Biological samples commonly contain proteins with slightly different sequences to those protein databases. This is frequently caused by polymorphism, antibody diversity, database errors, and cross-species database searching. Ignoring those mutated peptides can potentially lead to an oversight of a potential biomarker, an error in antibody confirmation, or simply low coverage of proteins. To handle mutations, PEAKS software includes the SPIDER algorithm that is specially designed to detect peptide mutations and perform cross-species homology search.
The SPIDER algorithm tries to match the de novo sequence tags with the database proteins. When a significant similarity is found, the algorithm tries to use both de novo sequencing errors and homology peptide mutations to explain the differences (Figure 1). More specifically, it reconstructs a “real” sequence to minimize the sum of de novo errors between the real sequence and the de novo sequence, and homology peptide mutations between the real sequence and the database sequence.
Why Not BLAST?
It should be pointed out that the general homology tool such as BLAST is not the best option for searching with de novo sequence tags.
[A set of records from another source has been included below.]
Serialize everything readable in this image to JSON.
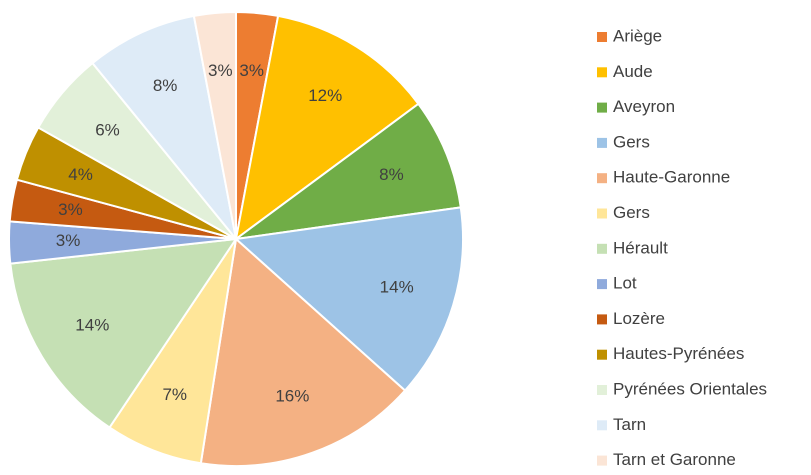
{
  "chart_data": {
    "type": "pie",
    "categories": [
      "Ariège",
      "Aude",
      "Aveyron",
      "Gers",
      "Haute-Garonne",
      "Gers",
      "Hérault",
      "Lot",
      "Lozère",
      "Hautes-Pyrénées",
      "Pyrénées Orientales",
      "Tarn",
      "Tarn et Garonne"
    ],
    "values": [
      3,
      12,
      8,
      14,
      16,
      7,
      14,
      3,
      3,
      4,
      6,
      8,
      3
    ],
    "value_labels": [
      "3%",
      "12%",
      "8%",
      "14%",
      "16%",
      "7%",
      "14%",
      "3%",
      "3%",
      "4%",
      "6%",
      "8%",
      "3%"
    ],
    "colors": [
      "#ed7d31",
      "#ffc000",
      "#70ad47",
      "#9dc3e6",
      "#f4b183",
      "#ffe699",
      "#c5e0b4",
      "#8faadc",
      "#c55a11",
      "#bf9000",
      "#e2f0d9",
      "#deebf7",
      "#fbe5d6"
    ],
    "legend": "right"
  }
}
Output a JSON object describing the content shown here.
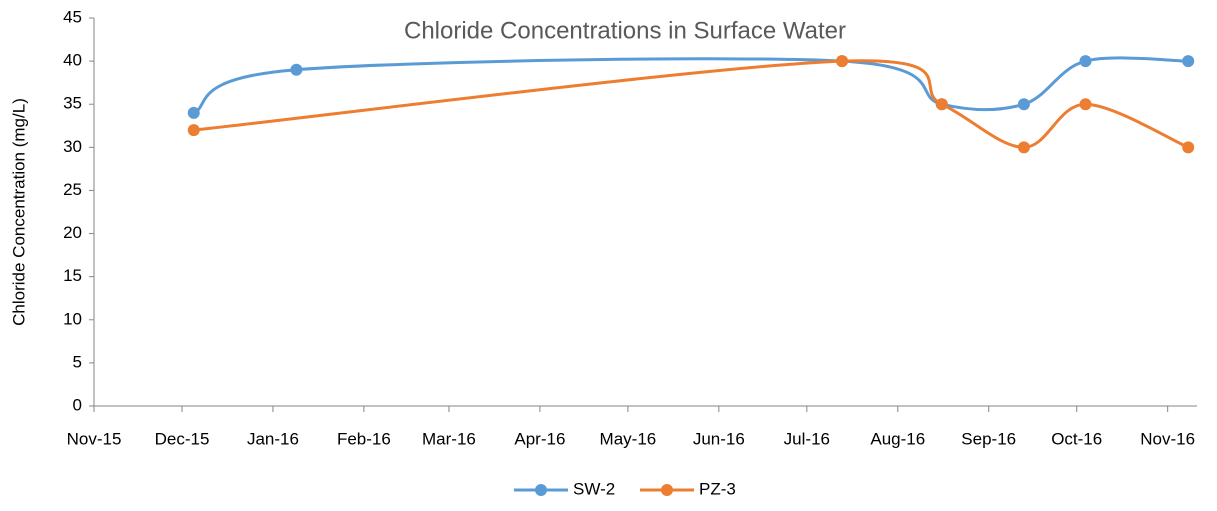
{
  "chart_data": {
    "type": "line",
    "title": "Chloride Concentrations in Surface Water",
    "y_label": "Chloride Concentration (mg/L)",
    "series": [
      {
        "name": "SW-2",
        "color": "#5b9bd5",
        "x": [
          42343,
          42378,
          42564,
          42598,
          42626,
          42647,
          42682
        ],
        "values": [
          34,
          39,
          40,
          35,
          35,
          40,
          40
        ]
      },
      {
        "name": "PZ-3",
        "color": "#ed7d31",
        "x": [
          42343,
          42564,
          42598,
          42626,
          42647,
          42682
        ],
        "values": [
          32,
          40,
          35,
          30,
          35,
          30
        ]
      }
    ],
    "xlim": [
      42309,
      42685
    ],
    "xticks": [
      {
        "value": 42309,
        "label": "Nov-15"
      },
      {
        "value": 42339,
        "label": "Dec-15"
      },
      {
        "value": 42370,
        "label": "Jan-16"
      },
      {
        "value": 42401,
        "label": "Feb-16"
      },
      {
        "value": 42430,
        "label": "Mar-16"
      },
      {
        "value": 42461,
        "label": "Apr-16"
      },
      {
        "value": 42491,
        "label": "May-16"
      },
      {
        "value": 42522,
        "label": "Jun-16"
      },
      {
        "value": 42552,
        "label": "Jul-16"
      },
      {
        "value": 42583,
        "label": "Aug-16"
      },
      {
        "value": 42614,
        "label": "Sep-16"
      },
      {
        "value": 42644,
        "label": "Oct-16"
      },
      {
        "value": 42675,
        "label": "Nov-16"
      }
    ],
    "ylim": [
      0,
      45
    ],
    "yticks": [
      0,
      5,
      10,
      15,
      20,
      25,
      30,
      35,
      40,
      45
    ],
    "grid": false,
    "smooth": true,
    "legend": "bottom"
  }
}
It is very common that some fragment ions are missing from a peptide’s MS/MS spectrum, leading to possible de novo sequencing errors. Thus, an appropriate de novo tag homology search should tolerate common de novo sequencing errors such as (AT/TA) and (N/GG). However, being designed for a different purpose, BLAST penalizes those errors too much and may significantly reduce the search sensitivity . Moreover, BLAST will not attempt to reconstruct the real peptide sequence.
Besides the apparent mutation detection and cross-species search function, a very useful application of SPIDER is to use it iteratively to sequence a complete protein (e.g. antibody sequencing). This is achieved by:
- Using PEAKS’ standard workflow (de novo + PEAKS DB + PEAKS PTM + SPIDER) to search in a homologous database. This will identify a homologous protein.
- Then in the coverage pane, select tools “copy mutated protein sequence”. This will copy the mutated protein sequence (after applying the confident mutations) to Windows’ clipboard.
- Invoke another standard search by pasting the copied sequence as the protein database.
- Repeat the above procedure multiple times to gradually improve the sequence quality.
- Han, Y., Ma, B., Zhang, K. SPIDER: Software for Protein Identification from Sequence Tags Containing De Novo Sequencing Error. Journal of Bioinformatics and Computational Biology. 3(3):697-716. 1/6/2005.
- Ma, B. & Johnson, R. De novo Sequencing and Homology Searching. Molecular & Cellular Proteomics. 11(2). 1/2/2012.